Catherine Wagner’s depiction of refrigerated vials, tubes and boxes is consistent with her use of science in art.Photographer Catherine Wagner’s aesthetic sensibilities might not resonate with everyone. After all, few people would consider images of test tubes, bone marrow smears and dead frogs preserved in formaldehyde as viscerally beautiful. But in Wagner’s hands, the nexus between science and art yields something of infinite beauty – knowledge.

Wagner, whose show “Cross Sections” began Nov. 3 at the San Jose Museum of Art, always has produced work that relies on physical space and objects to narrate a story. Her work is often devoid of people, making it simultaneously less accessible and more universal.

Wagner traveled further down her road of scientific inquiry during a two-year fellowship at the Weizmann Institute of Science in Israel. No longer content with what the camera lens was able to discern, Wagner sought help from the tools of medicine and science – tools such as magnetic resonance imaging (MRI) machines and electron microscopes. Wagner often used images directly off scientists’ computers to frame her work.

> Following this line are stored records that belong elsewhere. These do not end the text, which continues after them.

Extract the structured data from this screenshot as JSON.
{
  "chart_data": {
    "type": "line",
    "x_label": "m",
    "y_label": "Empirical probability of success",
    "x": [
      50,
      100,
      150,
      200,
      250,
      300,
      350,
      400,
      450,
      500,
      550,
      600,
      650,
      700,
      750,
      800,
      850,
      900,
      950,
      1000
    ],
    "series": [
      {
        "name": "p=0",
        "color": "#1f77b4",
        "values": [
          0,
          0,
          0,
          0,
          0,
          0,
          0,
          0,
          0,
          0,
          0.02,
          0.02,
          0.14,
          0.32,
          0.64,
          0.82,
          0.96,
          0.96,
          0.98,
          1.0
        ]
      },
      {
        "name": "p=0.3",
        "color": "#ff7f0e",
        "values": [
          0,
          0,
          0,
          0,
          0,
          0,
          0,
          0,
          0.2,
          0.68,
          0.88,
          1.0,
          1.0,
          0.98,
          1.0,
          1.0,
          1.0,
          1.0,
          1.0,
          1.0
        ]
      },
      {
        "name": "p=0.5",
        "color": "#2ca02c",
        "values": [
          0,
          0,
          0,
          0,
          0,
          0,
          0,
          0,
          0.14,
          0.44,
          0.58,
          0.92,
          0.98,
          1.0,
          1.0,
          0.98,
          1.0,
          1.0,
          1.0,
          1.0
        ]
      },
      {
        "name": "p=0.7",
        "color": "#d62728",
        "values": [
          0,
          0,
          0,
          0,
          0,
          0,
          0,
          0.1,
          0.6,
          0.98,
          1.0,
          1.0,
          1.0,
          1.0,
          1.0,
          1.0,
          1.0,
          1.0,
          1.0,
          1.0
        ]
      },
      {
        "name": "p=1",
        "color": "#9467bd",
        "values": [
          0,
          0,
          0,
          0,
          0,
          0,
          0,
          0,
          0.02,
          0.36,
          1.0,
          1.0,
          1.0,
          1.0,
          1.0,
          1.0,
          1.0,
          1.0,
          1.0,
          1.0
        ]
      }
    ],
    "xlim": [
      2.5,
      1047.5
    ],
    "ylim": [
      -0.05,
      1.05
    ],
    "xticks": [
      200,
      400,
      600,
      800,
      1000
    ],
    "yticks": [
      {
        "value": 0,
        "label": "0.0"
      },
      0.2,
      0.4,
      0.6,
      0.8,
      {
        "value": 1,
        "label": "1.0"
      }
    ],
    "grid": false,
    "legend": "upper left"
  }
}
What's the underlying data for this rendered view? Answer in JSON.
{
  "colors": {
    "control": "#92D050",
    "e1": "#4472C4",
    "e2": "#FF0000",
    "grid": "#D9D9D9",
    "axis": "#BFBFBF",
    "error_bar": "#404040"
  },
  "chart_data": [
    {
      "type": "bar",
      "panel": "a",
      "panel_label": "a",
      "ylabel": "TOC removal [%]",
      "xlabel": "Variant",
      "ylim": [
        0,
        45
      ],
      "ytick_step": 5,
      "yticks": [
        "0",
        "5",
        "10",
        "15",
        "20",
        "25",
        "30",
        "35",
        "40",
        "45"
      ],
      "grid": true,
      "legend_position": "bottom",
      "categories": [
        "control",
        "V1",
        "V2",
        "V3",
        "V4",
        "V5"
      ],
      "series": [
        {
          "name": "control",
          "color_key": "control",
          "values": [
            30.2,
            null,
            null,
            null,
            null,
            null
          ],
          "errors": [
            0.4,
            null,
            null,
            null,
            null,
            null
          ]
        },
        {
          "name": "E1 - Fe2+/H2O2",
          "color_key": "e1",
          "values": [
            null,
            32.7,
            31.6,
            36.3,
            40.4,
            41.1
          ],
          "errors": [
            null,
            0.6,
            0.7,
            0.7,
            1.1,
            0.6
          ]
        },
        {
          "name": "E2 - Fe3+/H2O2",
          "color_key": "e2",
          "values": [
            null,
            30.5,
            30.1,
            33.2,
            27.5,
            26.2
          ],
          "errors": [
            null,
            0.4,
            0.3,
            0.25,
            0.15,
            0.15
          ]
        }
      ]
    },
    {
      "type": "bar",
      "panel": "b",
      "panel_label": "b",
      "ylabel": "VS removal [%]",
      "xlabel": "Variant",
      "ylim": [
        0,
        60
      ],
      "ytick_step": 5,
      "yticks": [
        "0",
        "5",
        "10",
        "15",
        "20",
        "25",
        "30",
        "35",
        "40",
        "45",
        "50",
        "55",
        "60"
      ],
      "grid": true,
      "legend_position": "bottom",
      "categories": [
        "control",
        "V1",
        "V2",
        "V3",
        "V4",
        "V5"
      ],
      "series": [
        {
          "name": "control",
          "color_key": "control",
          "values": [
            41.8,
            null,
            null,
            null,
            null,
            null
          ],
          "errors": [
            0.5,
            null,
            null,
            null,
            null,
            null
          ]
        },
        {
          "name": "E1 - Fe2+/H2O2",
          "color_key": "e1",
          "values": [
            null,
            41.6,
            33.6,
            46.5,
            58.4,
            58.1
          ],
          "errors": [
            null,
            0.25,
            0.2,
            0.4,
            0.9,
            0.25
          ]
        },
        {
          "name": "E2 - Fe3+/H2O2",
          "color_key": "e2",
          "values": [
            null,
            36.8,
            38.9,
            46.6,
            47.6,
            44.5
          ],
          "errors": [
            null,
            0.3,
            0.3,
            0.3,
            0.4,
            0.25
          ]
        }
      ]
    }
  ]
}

“I am interested in what impact the changes that emerge from contemporary scientific research will have on our culture – socially, spiritually and physically,” said Wagner, adding that the Weizmann Institute was an ideal place to study those questions because of its “purity” and absence of corporate funding. Wagner also was pleasantly surprised to see an egalitarian working environment at the Weizmann Institute. There were just as many female scientists as there were male scientists, Wagner said, adding that science has traditionally been an overwhelmingly male endeavor.

There are no such gender distinctions in her most recent work, however. And while some aesthetic concessions are made, such as the presentations of beakers in luminous, soft tones, what remains is a stark look at the hard sciences. In “Cross Sections” Wagner draws extensively upon her two years in Israel, and in laboratory work across the United States.

In one of the book’s most evocative pieces, Wagner depicts multiple rows of refrigerated vials, tubes and boxes. The interiors of the freezers, in their anonymity, could resemble that of any office break room. Here, however, there are no ham sandwiches, no aging slices of pizza or soft dinks. The contents are much cleaner, more orderly and more sterile. They also contain genetic clues to diseases such as HIV, colon cancer, breast cancer and alcoholism.

Wagner eschewed using a human face (or body) for any of these ailments, instead opting to let the viewer draw his or her own conclusions. Similarly, in Wagner’s hands, a piece of fruit is no longer a luscious object of delight, but an organism with an extremely complex genetic makeup. The centerpiece of her work at the San Jose Museum of Art is, in fact, an enormous transparency of a pomegranate.

In her collection of photographs called “American Classroom,” Wagner took that archetypal institution, and presented images that are at once harrowing, glib and monotonous. Crucifixes and religious statues stare blankly over rows of well-scrubbed desks. Animate objects, when present, are often the subject of inquiry or study, such as a cow hooked up to an extravagant milking device in a veterinary school.

More often than not, animals are lifeless when portrayed: stuffed on walls, preserved in formaldehyde or impaled on the heads of pins. But noticeably absent from any of the photographs is any hint of messiness. The viewer is left to ruminate on the ebb and flow of the life cycle, while at the same time left inoculated to its vagaries.

“I am now much more aware of what the miracles and madness of science can bring,” Wagner said. “I have the utmost respect for research and science.”